Occasional cruise services used to sail from Mumbai to Goa. This was run in past years, but is currently discontinued.
High resolution maps are not available for Goa. For example, some popular isles are not shown in many maps.
Parts of Goa lack sign boards, so finding your way around could be challenging. When in doubt just ask - usually people are friendly and helpful- but don't expect precise answers(a so-called 'five minute drive' could take a good twenty minutes).
When driving, expect surprises like domestic animals and little children darting across the road, unmarked speed breakers and speed bumps.
Choice of geared and un-geared motorbikes and scooters can be rented (typically without helmets). Those planning to stay long may consider buying one instead. Rentals are around Rs 300 a day (Rs 200 in non-peak season) for a Honda Activa scooter and a little more if one is looking for a geared motorcycle (you buy the gasoline as needed). Many small roadside shops sell gas at Rs 75 per litre, while the going rate at a station (these are hard to locate in the coastal areas) is around Rs 65 per litre.
For the motorbikes, always ask for a discount if renting long-term (one month or more). You should not have to pay more than Rs 100 per day. Ensure that you have all the ownership documents of the bike. Also, avoid taking motorbikes with yellow plates out of Goa, as it is a punishable offense. Hiring a bike with white plates is acceptable for local travel in the immediate vicinity but if you want to travel further afield then always rent a bike with yellow plates.

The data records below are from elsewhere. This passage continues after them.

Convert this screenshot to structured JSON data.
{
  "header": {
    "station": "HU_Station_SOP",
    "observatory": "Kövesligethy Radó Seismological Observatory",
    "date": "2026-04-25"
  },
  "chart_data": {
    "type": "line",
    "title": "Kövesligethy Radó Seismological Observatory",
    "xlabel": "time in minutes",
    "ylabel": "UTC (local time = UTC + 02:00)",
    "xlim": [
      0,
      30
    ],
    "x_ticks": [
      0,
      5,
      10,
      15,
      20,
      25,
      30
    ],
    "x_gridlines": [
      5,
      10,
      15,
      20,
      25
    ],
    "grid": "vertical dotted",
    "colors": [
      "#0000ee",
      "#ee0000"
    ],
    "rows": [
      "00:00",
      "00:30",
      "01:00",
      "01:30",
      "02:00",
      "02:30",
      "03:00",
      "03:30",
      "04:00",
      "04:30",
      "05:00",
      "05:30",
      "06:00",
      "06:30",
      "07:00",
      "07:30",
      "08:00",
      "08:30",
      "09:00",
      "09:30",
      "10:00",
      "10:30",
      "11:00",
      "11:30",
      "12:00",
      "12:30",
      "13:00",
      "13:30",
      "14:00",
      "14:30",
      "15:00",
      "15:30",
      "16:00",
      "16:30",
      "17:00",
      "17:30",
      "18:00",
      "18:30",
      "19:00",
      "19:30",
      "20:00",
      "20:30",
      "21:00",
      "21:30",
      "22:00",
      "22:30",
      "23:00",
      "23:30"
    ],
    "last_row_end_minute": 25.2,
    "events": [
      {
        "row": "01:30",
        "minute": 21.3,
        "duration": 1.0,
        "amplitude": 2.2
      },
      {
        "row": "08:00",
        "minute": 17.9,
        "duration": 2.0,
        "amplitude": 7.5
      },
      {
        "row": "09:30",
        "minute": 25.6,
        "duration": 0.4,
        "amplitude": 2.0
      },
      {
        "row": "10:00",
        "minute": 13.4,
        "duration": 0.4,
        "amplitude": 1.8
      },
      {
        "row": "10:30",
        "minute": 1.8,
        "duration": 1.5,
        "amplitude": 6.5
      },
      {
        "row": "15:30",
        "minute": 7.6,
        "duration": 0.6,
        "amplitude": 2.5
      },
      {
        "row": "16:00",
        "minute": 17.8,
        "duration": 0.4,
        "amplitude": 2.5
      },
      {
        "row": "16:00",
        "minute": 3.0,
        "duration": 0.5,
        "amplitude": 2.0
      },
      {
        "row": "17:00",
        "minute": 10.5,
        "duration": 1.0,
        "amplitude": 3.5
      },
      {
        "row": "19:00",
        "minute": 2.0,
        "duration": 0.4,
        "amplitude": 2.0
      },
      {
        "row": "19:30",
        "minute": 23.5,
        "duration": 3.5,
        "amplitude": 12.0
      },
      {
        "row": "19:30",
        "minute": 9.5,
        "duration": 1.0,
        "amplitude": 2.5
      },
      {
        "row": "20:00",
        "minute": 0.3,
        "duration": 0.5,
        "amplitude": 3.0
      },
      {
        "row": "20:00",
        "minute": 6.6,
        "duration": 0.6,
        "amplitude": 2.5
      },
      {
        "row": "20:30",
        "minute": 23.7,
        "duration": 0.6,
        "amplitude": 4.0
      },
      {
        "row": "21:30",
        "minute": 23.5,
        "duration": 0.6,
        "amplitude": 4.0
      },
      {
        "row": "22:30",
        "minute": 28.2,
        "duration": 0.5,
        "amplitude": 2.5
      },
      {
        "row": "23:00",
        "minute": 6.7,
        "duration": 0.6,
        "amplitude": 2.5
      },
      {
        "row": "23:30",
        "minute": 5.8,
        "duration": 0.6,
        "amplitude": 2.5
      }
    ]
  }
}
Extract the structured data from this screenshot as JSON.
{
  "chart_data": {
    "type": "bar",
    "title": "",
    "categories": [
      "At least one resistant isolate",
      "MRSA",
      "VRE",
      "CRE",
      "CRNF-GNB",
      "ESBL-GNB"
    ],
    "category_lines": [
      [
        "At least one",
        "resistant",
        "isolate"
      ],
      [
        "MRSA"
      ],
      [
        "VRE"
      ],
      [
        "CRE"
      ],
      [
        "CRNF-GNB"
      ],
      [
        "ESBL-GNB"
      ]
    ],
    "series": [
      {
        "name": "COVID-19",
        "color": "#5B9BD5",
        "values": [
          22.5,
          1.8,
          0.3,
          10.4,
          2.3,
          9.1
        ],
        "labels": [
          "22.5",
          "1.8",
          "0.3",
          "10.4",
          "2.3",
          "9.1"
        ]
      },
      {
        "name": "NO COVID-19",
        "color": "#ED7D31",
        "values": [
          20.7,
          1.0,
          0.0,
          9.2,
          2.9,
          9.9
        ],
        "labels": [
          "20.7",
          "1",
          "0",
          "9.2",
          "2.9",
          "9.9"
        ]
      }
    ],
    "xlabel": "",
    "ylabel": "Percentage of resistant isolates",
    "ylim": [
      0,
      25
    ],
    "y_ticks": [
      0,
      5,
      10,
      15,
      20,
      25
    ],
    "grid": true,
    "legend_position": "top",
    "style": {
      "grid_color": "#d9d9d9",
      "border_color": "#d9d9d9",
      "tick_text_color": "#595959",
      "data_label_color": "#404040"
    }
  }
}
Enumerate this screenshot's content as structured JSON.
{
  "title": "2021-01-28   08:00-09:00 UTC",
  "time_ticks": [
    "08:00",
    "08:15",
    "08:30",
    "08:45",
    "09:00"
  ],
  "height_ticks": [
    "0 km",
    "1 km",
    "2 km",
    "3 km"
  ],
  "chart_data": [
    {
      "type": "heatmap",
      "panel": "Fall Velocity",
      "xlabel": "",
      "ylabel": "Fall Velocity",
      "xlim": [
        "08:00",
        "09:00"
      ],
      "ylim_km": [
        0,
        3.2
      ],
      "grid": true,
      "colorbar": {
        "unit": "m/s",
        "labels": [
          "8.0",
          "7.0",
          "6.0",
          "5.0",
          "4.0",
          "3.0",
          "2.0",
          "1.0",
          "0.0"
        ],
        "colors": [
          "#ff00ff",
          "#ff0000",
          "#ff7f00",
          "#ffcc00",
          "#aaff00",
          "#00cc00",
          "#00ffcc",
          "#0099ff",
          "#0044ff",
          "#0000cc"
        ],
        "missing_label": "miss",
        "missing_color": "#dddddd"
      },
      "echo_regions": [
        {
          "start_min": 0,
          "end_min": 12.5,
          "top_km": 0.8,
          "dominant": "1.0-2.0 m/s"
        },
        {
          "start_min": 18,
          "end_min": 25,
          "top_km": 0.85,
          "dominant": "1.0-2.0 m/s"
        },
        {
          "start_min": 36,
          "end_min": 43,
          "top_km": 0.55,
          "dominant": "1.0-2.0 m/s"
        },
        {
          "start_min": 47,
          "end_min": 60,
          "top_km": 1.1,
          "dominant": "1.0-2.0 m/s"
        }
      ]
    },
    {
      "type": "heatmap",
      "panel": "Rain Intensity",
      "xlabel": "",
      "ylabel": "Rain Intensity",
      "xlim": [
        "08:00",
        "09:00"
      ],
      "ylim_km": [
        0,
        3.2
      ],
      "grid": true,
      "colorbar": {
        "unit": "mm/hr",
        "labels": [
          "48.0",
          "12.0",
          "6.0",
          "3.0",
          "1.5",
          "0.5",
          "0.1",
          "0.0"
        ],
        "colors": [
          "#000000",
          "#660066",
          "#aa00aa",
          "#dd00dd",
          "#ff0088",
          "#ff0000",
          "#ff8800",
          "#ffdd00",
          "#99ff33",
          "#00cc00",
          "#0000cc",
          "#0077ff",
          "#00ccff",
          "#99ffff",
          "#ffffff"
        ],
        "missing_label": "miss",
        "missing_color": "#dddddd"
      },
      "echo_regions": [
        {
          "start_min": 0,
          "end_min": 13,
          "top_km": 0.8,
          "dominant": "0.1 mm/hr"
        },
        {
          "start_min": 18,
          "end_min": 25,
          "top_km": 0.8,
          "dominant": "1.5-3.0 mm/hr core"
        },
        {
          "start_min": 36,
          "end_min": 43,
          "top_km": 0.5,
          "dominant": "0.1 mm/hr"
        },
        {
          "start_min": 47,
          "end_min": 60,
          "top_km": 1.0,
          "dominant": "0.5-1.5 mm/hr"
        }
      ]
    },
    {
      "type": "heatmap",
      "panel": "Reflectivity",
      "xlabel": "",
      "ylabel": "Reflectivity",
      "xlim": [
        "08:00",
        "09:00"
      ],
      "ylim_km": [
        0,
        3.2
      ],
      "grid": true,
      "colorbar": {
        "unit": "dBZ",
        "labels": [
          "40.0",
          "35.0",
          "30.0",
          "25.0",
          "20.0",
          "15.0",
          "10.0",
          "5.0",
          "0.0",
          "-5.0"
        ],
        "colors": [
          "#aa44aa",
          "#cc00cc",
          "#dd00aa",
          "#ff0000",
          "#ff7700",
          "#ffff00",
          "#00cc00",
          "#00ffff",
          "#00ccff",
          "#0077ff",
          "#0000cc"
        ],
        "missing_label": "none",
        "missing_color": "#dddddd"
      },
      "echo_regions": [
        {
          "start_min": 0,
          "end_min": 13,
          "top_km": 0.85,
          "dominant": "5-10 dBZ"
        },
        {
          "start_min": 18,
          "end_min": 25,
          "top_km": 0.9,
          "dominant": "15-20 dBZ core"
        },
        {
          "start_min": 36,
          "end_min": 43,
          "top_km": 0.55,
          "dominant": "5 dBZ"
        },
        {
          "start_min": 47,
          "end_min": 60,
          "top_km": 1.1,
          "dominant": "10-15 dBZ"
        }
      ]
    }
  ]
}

Wearing a crash helmet is compulsory when you go on any major roads (there is Rs 100 fine for not wearing one). Foreigners will need an International Driving Permit (Convention 1949); this is the first thing police will ask you for if stopped. You should also carry your normal driving licence with you.
Buses are an inexpensive and great way to travel and see the country. Fares are often around Rs 4-6. Rs 10-15 will get you a 30-40 km ride.
There are many car rental companies available.
Goa is an ideal holiday destination for travelers, but tourists should bear in mind that India has its own set of safety issues.
Goa now has a number — ☎ 108 for medical emergencies. This service is run by the GVK EMRI (Emergency Management and Research Institute) and is based out of Goa Medical College (Bambolim) and has ambulances posted at various parts of Goa. These ambulances are fully equipped and have trained paramedics.